Canadians Seeking Solutions and Innovations to Overcome Chronic Kidney Disease (Can-SOLVE CKD) is one of five successful recipients of $12.5 million of funding through the Canadian Institutes of Health Research’s Strategy for Patient-Oriented Research (SPOR). The largest single investment in kidney research in Canadian history, funds for the project must be matched by $12.5 million in grants, donations and partnerships secured by KFOC, CSN and the researchers involved in the project.
KFOC is a proud partner of the Can-SOLVE CKD initiative, which is a unique and innovative partnership of patients, researchers, heath care providers, policy makers, industry and renal agencies that will create a powerful patient-oriented research network to transform the care of people affected by kidney disease. The Can-SOLVE initiative will ensure that by 2020, every Canadian with, or at high risk for, chronic kidney disease will:
- receive the best recommended care,
- experience optimal outcomes, and
- have the opportunity to participate in studies with novel therapies, regardless of age, sex/gender, location or ethnicity.
The Kidney Foundation of Canada will continue to provide leadership to the Patient Council which was key to assisting in the development of the SPOR proposal. The Patient Council and the Indigenous Peoples’ Engagement and Research Council will provide the unique opportunity for those directly affected by kidney disease to provide ongoing feedback to researchers throughout the duration of the Can-SOLVE CKD initiative.

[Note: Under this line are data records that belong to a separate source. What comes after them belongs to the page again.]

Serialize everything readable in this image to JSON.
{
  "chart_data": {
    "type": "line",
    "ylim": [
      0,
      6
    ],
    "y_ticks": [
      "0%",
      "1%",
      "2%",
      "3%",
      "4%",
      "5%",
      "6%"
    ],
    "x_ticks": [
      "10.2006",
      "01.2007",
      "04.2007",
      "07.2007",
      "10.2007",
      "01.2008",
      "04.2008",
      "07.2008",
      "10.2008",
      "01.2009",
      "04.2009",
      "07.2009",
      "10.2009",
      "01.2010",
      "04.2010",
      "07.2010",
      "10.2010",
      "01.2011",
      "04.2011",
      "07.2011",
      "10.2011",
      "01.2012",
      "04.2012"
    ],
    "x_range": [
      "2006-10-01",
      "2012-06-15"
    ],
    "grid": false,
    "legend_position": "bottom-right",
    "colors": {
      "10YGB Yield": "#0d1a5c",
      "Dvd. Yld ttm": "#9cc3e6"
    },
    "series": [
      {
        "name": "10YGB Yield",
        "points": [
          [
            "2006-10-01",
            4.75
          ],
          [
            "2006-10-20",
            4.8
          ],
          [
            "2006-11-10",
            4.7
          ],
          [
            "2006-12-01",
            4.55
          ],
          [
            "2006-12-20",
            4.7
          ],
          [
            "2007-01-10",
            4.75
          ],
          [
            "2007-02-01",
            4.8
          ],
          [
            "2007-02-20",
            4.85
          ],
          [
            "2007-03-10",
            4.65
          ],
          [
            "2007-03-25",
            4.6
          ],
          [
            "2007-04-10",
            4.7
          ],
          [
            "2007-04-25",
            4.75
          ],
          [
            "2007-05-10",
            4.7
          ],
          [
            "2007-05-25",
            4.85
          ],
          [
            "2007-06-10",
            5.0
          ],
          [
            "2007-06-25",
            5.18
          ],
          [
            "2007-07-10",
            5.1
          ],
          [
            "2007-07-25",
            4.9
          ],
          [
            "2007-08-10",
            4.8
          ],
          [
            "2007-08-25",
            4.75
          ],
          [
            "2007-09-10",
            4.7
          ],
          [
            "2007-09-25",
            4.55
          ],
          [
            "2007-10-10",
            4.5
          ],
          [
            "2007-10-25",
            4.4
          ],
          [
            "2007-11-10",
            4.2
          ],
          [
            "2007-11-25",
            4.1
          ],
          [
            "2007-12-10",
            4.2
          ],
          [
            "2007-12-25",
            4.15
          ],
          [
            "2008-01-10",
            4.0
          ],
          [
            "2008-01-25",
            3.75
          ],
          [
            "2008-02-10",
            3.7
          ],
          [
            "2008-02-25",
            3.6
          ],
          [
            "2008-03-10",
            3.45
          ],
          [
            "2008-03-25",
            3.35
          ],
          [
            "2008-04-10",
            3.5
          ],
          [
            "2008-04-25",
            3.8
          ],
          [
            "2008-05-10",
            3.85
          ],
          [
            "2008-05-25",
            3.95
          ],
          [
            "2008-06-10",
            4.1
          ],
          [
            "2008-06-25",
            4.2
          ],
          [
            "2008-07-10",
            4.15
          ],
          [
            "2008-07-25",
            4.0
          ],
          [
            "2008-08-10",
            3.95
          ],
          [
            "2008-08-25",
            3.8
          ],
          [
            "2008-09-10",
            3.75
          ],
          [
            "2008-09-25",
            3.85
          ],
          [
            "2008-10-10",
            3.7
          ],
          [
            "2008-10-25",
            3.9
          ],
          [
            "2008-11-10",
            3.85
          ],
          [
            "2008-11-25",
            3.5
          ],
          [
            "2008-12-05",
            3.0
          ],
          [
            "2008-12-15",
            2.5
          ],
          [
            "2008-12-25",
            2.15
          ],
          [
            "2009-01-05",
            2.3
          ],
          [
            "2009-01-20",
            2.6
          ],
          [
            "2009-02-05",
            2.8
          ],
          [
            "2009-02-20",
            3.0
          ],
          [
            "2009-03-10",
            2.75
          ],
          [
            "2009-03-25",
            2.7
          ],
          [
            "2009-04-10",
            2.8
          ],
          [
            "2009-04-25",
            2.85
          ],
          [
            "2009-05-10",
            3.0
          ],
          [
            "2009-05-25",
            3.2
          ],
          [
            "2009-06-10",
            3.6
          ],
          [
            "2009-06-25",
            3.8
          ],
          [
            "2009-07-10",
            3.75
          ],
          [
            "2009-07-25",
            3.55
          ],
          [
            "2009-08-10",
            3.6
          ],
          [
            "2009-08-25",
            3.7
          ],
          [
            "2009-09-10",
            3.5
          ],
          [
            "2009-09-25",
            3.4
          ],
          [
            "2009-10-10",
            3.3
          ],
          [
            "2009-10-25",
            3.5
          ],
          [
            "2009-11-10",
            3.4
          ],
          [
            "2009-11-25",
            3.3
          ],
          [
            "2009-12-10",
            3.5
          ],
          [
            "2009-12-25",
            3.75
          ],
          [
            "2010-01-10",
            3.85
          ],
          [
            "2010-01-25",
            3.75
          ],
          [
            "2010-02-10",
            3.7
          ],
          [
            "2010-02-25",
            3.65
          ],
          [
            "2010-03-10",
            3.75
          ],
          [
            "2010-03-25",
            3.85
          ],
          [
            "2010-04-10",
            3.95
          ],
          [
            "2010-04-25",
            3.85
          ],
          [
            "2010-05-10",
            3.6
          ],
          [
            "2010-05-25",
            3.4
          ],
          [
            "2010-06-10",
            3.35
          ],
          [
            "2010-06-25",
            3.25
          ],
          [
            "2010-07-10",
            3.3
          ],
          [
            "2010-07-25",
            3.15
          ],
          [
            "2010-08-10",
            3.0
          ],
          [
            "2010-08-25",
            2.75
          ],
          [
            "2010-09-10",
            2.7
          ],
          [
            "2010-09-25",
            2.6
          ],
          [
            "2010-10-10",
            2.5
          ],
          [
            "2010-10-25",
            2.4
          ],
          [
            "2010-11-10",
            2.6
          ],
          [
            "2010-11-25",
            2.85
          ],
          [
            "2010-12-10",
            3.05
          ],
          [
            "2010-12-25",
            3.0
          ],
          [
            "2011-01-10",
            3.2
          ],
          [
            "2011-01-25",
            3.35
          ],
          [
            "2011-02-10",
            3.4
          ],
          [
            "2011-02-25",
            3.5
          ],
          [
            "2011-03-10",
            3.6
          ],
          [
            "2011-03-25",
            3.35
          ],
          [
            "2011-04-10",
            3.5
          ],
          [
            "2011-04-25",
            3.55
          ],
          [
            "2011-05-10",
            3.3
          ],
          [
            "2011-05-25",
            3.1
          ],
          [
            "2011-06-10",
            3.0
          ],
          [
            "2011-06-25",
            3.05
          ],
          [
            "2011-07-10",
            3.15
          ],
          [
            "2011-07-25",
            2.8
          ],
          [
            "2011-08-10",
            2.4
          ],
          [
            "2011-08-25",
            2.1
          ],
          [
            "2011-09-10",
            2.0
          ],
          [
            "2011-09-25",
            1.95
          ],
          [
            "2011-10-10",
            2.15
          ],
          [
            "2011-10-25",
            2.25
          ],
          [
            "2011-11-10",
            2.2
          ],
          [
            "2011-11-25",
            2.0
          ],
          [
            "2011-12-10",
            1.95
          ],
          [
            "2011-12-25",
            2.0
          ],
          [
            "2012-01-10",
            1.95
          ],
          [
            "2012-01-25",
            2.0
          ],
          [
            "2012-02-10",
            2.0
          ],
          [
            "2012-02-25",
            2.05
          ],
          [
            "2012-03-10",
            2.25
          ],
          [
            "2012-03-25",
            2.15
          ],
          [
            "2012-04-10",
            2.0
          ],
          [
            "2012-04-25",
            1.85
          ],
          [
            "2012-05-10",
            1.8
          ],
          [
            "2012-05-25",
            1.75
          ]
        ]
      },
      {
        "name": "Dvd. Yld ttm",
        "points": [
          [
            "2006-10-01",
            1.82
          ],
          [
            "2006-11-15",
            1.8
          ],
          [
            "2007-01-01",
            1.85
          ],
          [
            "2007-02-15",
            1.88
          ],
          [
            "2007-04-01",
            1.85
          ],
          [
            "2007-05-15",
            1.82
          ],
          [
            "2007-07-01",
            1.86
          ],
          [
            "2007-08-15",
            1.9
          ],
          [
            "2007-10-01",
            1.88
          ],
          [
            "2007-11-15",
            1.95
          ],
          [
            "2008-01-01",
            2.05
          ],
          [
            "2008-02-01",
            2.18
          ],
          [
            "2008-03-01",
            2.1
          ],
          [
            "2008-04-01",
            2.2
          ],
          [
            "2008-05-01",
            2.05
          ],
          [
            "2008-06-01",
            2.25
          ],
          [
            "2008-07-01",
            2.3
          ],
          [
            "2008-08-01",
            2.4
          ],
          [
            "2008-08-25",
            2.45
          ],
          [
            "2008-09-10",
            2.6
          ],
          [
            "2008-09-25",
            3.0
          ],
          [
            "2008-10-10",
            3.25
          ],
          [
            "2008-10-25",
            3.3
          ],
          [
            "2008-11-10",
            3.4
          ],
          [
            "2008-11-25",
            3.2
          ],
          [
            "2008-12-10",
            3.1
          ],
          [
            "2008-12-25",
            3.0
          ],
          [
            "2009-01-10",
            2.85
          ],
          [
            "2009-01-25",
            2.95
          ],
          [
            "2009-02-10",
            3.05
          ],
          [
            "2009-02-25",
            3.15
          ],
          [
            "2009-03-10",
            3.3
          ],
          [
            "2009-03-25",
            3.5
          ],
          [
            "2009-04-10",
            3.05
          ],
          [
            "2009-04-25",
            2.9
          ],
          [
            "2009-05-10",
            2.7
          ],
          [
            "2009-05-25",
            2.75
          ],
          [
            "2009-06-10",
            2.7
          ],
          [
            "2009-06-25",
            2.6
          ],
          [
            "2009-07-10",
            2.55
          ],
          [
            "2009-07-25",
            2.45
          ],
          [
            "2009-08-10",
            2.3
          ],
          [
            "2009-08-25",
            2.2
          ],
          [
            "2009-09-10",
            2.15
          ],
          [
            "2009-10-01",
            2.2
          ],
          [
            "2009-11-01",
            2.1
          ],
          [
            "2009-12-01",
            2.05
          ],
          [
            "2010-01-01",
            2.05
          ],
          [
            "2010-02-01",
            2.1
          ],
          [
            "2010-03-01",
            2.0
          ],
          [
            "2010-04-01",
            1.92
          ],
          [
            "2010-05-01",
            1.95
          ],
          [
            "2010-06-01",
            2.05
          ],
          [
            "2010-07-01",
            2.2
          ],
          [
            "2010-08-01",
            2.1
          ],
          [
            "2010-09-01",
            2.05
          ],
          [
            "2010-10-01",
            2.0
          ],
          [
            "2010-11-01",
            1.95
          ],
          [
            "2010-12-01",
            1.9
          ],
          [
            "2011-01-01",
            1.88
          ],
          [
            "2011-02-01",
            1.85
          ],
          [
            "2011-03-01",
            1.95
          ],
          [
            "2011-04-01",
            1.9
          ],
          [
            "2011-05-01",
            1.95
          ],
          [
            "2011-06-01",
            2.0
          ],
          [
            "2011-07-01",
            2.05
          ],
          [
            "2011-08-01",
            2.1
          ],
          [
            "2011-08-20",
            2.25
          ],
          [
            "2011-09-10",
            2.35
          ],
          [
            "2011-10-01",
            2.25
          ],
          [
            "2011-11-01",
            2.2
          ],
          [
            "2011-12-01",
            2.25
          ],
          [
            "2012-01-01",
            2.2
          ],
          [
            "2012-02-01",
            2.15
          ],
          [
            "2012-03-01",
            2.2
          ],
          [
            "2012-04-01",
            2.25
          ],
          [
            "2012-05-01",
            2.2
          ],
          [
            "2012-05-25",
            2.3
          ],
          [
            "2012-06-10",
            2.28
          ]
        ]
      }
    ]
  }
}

“The Can-SOLVE CKD initiative is taking research to a whole new level, bringing patients and caregivers to the forefront of kidney research projects,” said Kate Huffman, a kidney patient from British Columbia, also participated in the initiative’s development and is co-leading the Patient Council. “They are doing this by engaging patients in each project and getting their invaluable life experiences and feedback to help form research outcomes that are important to patients. I think this initiative is going to help change kidney health for future generations. I am very proud to be part of something that will have positive impacts to the quality of life of those living with kidney disease.”
A multitude of partners will help to make this work possible by providing the funding and in-kind support needed. Contributors include 13 universities, six provincial renal programs, eight professional associations, and nine existing research centres/groups along with a multitude of patient groups, national stakeholders, international research groups, and industry partners. The Kidney Foundation of Canada will continue to raise funds to support its $3.35 million investment as the largest single funder, outside of government, to this groundbreaking project.
The work that will be undertaken over the next five years will fall into three thematic areas:
- Identify and support people living with kidney disease who are at highest risk for poor outcomes;
- Test and define the best treatments to improve outcomes and quality of life;
- Define the best ways to deliver patient-centered care in the 21st century.